Народ питал к де Виттам двойную неприязнь. Вызывалась она, с одной
стороны, упорной борьбой этих представителей государственной власти с
устремлениями всей нации, с другой -- естественным разочарованием
побежденного народа, надеющегося, что другой вождь сможет спасти его от
разорения и позора.
Этим другим вождем, готовым появиться, чтобы дерзновенно начать борьбу
с Людовиком XIV, и был Вильгельм, принц Оранский, сын Вильгельма II, внук
(через Генриету Стюарт) Карла I -- короля английского, тот молчаливый юноша,
тень которого, как мы уже говорили, вырисовывалась за идеей штатгальтерства.
В 1672 году ему было 22 года. Его воспитателем был Ян де Витт, стремившийся
сделать из бывшего принца хорошего гражданина. Он-то и лишил его надежды на
получение власти своим эдиктом об упразднении штатгальтерства на вечные
времена.

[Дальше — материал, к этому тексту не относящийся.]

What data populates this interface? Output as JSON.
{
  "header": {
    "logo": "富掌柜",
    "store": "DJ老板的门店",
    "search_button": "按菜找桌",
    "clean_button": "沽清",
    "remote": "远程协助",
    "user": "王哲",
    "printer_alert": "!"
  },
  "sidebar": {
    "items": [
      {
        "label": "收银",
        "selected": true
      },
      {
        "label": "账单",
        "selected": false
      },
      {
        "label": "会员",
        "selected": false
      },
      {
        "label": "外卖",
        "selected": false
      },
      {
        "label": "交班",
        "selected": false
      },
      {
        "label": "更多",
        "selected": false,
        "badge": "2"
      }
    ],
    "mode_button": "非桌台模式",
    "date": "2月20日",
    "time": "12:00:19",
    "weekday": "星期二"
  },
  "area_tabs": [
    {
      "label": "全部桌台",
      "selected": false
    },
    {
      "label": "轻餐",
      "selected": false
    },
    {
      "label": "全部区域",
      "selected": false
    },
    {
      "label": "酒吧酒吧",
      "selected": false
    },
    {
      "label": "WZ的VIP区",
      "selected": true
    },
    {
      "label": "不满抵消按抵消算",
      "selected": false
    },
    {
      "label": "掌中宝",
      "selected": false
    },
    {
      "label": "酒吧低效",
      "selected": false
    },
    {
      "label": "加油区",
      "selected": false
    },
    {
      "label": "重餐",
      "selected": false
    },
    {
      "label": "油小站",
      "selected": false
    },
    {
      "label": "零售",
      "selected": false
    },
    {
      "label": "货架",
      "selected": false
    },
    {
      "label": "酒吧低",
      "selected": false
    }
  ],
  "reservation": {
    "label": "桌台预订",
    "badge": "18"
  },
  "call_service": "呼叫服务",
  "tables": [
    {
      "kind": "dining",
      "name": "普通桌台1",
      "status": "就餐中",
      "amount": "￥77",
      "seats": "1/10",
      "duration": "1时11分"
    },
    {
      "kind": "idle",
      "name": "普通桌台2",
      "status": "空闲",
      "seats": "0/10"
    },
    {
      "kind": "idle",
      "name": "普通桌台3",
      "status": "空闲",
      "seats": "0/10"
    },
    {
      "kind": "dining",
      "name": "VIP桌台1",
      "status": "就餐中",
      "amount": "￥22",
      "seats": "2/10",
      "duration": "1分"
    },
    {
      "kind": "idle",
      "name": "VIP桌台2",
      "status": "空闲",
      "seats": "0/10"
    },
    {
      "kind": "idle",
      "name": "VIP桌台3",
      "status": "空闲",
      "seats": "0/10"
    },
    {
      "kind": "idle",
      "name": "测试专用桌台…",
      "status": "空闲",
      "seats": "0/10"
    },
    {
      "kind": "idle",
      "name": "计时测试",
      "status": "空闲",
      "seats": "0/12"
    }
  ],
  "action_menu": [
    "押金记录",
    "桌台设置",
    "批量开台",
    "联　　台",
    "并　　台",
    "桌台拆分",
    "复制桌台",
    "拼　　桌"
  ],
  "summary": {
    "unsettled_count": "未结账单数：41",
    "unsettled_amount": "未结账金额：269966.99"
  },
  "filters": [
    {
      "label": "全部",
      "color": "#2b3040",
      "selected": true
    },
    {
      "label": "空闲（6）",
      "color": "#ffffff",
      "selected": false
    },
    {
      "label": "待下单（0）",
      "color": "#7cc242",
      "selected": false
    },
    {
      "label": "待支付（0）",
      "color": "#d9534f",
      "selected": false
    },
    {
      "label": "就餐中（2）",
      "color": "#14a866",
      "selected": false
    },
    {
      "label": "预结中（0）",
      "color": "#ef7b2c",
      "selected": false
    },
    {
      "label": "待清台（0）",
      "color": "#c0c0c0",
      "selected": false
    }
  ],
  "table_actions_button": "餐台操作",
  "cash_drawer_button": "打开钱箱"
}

Но страх перед Людовиком XIV заставил голландцев отказаться от
политики великого пенсионария, отменить этот эдикт и восстановить
штатгальтерство для Вильгельма Оранского.
Великий пенсионарий преклонился перед волей сограждан; но Корнель де
Витт проявил больше упорства и, несмотря на угрозы смертью со стороны
оранжистских толп, осаждавших его дома в Дордрехте, отказался подписать
восстанавливавший штатгальтерство акт. Только мольбы и рыдания жены
заставили его, наконец, поставить свою подпись под этим актом, но к подписи
он прибавил две буквы: V.С. -- то есть vi coactus -- "вынужденный силой".
И только чудом он спасся в этот день от своих врагов.
Что касается Яна де Витта, то и он ничего не выиграл от того, что
быстрее и легче склонился перед волей сограждан. Спустя несколько дней после
этого события на него было произведено покушение, -- пронзенный несколькими
ударами кинжала, он все же не умер от ран.
Эго не удовлетворило оранжистов. Жизнь обоих братьев была постоянной
преградой их замыслам. Они изменили свою тактику и пытались достичь клеветой
того, чего не могли выполнить при помощи кинжала, рассчитывая в любой
момент, когда будет нужно, вернуться к первой своей тактике.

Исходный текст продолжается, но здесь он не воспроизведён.